Either I suppress some of that brilliant vivacity or you pay the consequences, little falcon,
he silently abjured her. She’d saved his life and he would not repay her by seducing her no matter how often he flirted with the idea.

“No.” She turned away but not before he saw the hurt in her expression. Better a small hurt than a deep wound. “I have no idea where I am to find clothes for you. You’re too”—she flung her hand out—“large. Besides, even if I should find some monolithic dandy, I can’t very well sneak into his room while he sleeps and pilfer his small clothes.”

Monolithic dandy?

“You’re a resourceful girl,” he returned. “I’m sure you’ll think of something. By tomorrow. I’m getting tired of wearing these clothes and I refuse to trick myself out in bygone glory.”

“Why not?” she asked. “It seems a commendable notion to me. There are so many clothes here.”

“It would amuse you far too much,” he answered loftily. “Add to that the fact that you are—or so you tell me—my victim. Victims are not allowed to be amused by their victimizers. ’Tisn’t done. I’m certain if there were a rule book for victims and their victimizers, it would be one of the first principles cited.”

Her extraordinary eyes widened during this speech and at the end she burst out laughing.
Good God,
he was losing what little mind he possessed. First, he purposefully depressed the girl’s spirits and then, not a minute later, unable to bear the downward tilt of her mouth, he wasn’t content until he’d returned it to merriment.

“You can help me over here,” he said. “The furniture is stacked too high. I cannot reach the top.”

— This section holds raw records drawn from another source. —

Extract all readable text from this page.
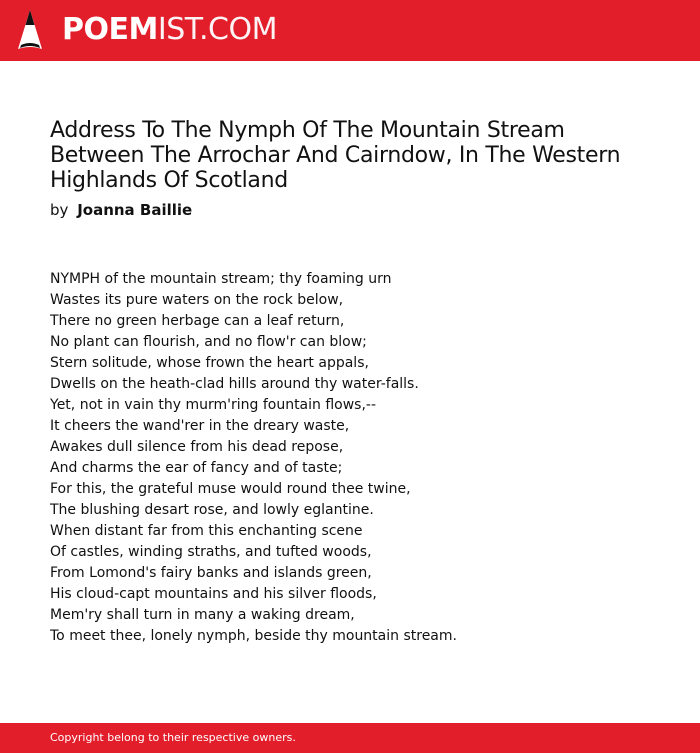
POEMIST.COM
Address To The Nymph Of The Mountain Stream Between The Arrochar And Cairndow, In The Western Highlands Of Scotland
by Joanna Baillie
NYMPH of the mountain stream; thy foaming urn
Wastes its pure waters on the rock below,
There no green herbage can a leaf return,
No plant can flourish, and no flow'r can blow;
Stern solitude, whose frown the heart appals,
Dwells on the heath-clad hills around thy water-falls.
Yet, not in vain thy murm'ring fountain flows,--
It cheers the wand'rer in the dreary waste,
Awakes dull silence from his dead repose,
And charms the ear of fancy and of taste;
For this, the grateful muse would round thee twine,
The blushing desart rose, and lowly eglantine.
When distant far from this enchanting scene
Of castles, winding straths, and tufted woods,
From Lomond's fairy banks and islands green,
His cloud-capt mountains and his silver floods,
Mem'ry shall turn in many a waking dream,
To meet thee, lonely nymph, beside thy mountain stream.
Copyright belong to their respective owners.
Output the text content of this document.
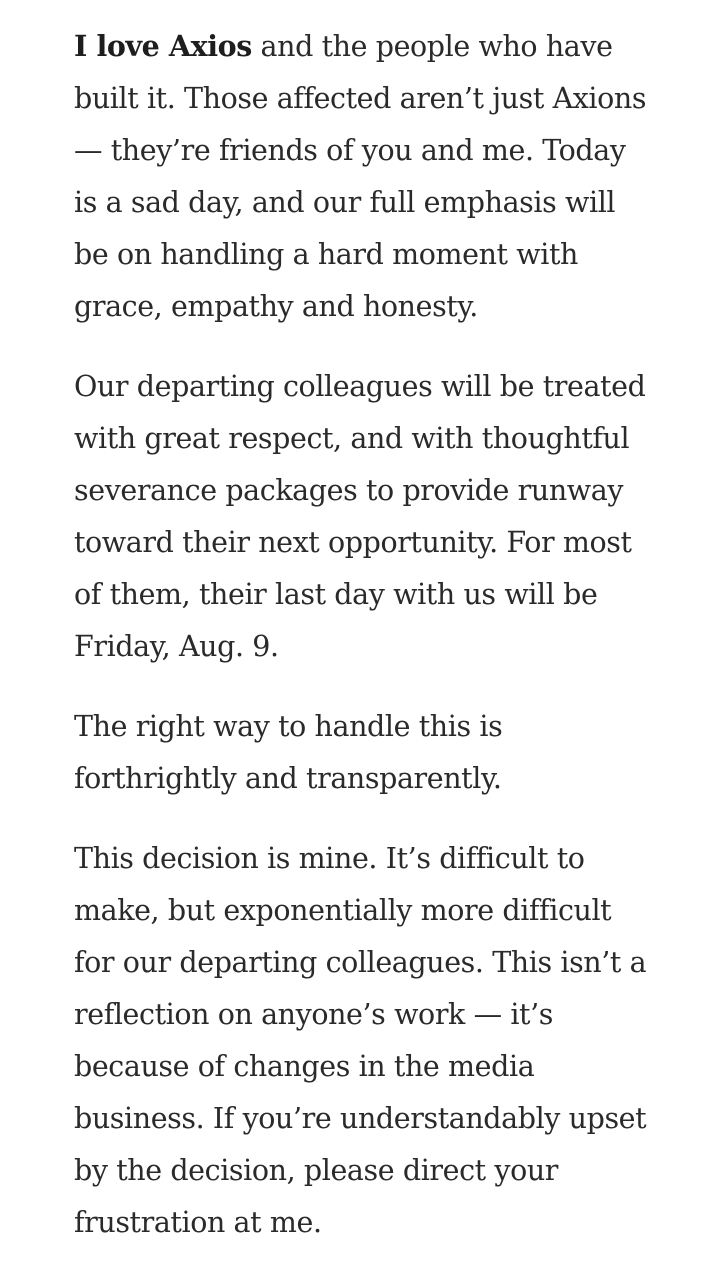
I love Axios and the people who have
built it. Those affected aren’t just Axions
— they’re friends of you and me. Today
is a sad day, and our full emphasis will
be on handling a hard moment with
grace, empathy and honesty.

Our departing colleagues will be treated
with great respect, and with thoughtful
severance packages to provide runway
toward their next opportunity. For most
of them, their last day with us will be
Friday, Aug. 9.

The right way to handle this is
forthrightly and transparently.

This decision is mine. It’s difficult to
make, but exponentially more difficult
for our departing colleagues. This isn’t a
reflection on anyone’s work — it’s
because of changes in the media
business. If you’re understandably upset
by the decision, please direct your
frustration at me.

“How can I help?” she asked.

“Come here and I’ll show you.”

She approached him warily, which was amusing seeing how he’d come damn near electing himself to sainthood on the merits of his self-restraint where she was concerned. “Well?”

“I’ll lift you up and you take down the smaller items.”

“You’ll lift me?” she repeated, eyeing him doubtfully.

“Yes. Enough wary glares, Favor. Come here.”

She shuffled up to him, tilting her head back and looking squarely in his face, trying to gauge his intention. He glimpsed the edge of that crooked front tooth, a sliver of white in the warm, dark secret of her mouth. At the base of her throat, her pulse fluttered. Her skin there would be warm and satiny.

They were alone.

No matter what he’d told himself, he was no saint, had never aspired to sainthood. She shivered and he felt every muscle in his body tighten instantly in response, a cat watching a fledgling suddenly beat its wings.